Jun 10, 2008 Fourth Circuit sends terrorism case back for resentencing
In this post-Rita, Gall and Kimbrough world, the Fourth Circuit recently reversed the thirty-year sentence of a terrorism convict as too lenient, and seemed to call for the trial judge to look more closely at the sentencing guidelines before deciding whether to depart from them. U.S. v. Abu-Ali, ___ F.3d ___ (June 6, 2008). Although the Supreme Court has made the federal sentencing guidelines voluntary, the guidelines seem to be here to stay, at least for the time being.
In reversing the sentencing of Abu Ali, the Fourth Circuit’s two-judge panel majority said:
Given the gravity of Abu Ali’s offense, and the district court’s erroneous application of § 3553(a)(6), we have seen nothing to justify a variance of the degree imposed here. It bears reminding that this is not some mere doctrinal dispute of surpassing abstraction. At some point, the debate risks becoming wholly divorced from the broader reality: that the defendant sought to destabilize our government and to shake it to its core. To this day, he wishes he had succeeded.
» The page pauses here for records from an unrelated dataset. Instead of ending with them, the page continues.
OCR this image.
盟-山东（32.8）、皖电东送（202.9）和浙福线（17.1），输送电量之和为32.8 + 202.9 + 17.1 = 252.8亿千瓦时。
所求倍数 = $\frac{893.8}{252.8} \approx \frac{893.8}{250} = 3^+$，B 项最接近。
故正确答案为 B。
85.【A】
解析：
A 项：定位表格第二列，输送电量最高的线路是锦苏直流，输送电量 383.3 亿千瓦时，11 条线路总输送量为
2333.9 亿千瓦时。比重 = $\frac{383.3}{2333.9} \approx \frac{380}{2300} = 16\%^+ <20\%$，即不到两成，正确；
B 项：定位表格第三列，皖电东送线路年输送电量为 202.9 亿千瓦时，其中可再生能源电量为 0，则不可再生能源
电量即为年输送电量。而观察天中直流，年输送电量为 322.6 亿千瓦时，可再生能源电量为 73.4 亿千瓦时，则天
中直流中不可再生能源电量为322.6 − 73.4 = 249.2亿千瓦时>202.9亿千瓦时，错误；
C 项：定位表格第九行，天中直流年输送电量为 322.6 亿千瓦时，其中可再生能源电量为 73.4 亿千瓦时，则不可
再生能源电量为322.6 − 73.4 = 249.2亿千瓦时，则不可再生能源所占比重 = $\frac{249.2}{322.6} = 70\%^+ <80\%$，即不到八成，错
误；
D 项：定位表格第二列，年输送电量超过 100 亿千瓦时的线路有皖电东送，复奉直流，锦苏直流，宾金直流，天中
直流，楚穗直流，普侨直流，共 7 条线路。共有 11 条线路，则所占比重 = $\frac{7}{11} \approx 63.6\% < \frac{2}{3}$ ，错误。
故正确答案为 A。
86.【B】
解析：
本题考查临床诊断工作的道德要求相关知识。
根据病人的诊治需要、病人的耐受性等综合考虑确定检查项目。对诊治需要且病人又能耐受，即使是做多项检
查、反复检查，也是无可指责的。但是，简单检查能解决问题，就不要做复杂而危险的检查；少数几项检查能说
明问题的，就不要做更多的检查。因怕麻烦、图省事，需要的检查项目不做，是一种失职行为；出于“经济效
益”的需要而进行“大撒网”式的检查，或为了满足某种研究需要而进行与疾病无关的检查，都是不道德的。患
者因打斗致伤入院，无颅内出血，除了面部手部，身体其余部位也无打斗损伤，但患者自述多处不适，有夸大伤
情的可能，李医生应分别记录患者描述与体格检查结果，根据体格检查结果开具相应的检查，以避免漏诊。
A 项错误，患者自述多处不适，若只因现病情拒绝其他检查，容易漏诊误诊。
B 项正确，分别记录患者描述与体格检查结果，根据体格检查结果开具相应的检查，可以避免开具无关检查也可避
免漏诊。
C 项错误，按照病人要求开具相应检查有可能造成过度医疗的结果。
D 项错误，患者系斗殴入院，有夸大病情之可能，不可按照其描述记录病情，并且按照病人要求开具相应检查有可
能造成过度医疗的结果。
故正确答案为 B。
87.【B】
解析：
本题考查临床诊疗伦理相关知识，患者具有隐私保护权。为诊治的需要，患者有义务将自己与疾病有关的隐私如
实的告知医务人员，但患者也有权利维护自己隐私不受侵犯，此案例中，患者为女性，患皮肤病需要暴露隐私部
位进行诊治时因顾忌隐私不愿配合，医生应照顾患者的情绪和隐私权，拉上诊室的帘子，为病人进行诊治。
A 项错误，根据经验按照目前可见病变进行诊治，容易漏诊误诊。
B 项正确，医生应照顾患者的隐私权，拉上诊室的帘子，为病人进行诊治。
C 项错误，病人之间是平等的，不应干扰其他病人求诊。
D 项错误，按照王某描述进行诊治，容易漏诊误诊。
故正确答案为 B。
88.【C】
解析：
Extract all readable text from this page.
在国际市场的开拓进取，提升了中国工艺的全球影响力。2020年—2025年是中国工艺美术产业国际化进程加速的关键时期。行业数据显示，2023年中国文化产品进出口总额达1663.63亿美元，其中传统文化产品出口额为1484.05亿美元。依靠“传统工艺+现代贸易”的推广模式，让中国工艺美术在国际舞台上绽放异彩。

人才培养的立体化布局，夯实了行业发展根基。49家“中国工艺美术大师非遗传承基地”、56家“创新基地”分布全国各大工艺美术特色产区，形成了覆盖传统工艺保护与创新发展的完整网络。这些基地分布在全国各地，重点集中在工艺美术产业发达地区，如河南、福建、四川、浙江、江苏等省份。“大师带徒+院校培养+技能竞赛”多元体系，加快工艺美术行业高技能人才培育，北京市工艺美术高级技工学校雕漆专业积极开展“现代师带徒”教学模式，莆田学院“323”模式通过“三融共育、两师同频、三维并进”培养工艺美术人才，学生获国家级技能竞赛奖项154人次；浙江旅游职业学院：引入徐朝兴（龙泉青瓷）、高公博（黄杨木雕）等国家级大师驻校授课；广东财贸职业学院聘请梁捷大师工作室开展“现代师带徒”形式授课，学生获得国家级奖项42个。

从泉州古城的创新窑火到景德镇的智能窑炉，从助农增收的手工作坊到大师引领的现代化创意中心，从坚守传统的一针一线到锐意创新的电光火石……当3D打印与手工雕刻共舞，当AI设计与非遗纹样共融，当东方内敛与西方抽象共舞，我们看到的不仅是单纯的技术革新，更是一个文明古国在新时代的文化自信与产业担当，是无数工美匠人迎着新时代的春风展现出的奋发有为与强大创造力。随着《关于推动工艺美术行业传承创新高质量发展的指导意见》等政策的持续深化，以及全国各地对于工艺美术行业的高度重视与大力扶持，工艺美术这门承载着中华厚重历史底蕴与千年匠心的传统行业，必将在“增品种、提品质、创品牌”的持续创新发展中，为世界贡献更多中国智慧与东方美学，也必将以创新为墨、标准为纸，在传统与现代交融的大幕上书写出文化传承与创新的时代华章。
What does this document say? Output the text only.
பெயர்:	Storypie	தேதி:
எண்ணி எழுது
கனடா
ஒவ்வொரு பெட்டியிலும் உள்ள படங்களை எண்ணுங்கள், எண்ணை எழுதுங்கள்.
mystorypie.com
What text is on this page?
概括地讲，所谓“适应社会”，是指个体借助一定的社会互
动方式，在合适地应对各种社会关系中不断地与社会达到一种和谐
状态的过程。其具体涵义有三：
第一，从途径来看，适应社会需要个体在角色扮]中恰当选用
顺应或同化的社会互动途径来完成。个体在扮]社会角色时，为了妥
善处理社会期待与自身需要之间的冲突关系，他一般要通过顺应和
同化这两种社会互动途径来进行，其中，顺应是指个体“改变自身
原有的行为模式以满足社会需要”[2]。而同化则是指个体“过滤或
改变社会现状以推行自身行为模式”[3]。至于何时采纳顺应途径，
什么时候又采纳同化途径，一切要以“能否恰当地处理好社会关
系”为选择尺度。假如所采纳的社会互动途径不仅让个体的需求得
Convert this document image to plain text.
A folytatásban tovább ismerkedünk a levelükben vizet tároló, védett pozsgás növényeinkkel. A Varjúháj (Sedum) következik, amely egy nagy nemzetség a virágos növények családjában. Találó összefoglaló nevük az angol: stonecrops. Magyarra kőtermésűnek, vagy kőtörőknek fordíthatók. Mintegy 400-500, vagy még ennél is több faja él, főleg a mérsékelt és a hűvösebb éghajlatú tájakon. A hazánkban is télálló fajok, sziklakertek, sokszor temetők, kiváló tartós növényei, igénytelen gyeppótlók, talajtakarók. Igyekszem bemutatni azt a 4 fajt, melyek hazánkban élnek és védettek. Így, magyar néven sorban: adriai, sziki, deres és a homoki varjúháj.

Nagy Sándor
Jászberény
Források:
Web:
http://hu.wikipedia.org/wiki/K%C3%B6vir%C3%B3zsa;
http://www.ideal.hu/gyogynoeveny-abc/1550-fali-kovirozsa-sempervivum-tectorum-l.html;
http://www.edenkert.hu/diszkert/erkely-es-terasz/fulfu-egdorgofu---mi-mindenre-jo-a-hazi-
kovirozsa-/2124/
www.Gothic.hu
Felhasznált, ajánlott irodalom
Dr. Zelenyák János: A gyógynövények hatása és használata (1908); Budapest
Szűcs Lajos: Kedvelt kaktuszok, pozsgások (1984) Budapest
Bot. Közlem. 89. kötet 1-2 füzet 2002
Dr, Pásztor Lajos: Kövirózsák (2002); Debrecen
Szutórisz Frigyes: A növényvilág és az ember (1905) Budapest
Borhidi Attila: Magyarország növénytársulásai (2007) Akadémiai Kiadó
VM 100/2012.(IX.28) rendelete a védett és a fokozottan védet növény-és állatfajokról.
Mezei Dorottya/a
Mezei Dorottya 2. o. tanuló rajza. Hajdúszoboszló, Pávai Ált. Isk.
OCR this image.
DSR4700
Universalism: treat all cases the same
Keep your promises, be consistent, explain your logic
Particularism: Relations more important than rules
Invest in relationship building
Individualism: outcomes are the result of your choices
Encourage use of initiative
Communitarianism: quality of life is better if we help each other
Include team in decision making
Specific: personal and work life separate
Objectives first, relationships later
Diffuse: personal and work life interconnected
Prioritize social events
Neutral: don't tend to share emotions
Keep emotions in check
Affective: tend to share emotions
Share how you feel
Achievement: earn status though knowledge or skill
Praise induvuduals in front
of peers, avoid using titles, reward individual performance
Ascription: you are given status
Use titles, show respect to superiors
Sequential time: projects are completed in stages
Not only that, but the defendant gave no discernable thought to the personal loss and heartache that would have been suffered by untold hundreds or thousands of victims, spouses, children, parents, and friends had his plans come to fruition. This is a fact that any sentencing system, not just the United States Sentencing Guidelines, would take into account. It is not too much to ask that a sentencing proceeding not lose sight of the immensity and scale of wanton harm that was and remains Abu Ali’s plain and clear intention. Based on the foregoing circumstances of this case, we find the district court’s significant downward deviation not to be justified. Thus, the sentence imposed must be vacated. While we of course leave the sentencing function to the able offices of the trial court on remand, we trust that any sentence imposed will reflect the full gravity of the situation before us.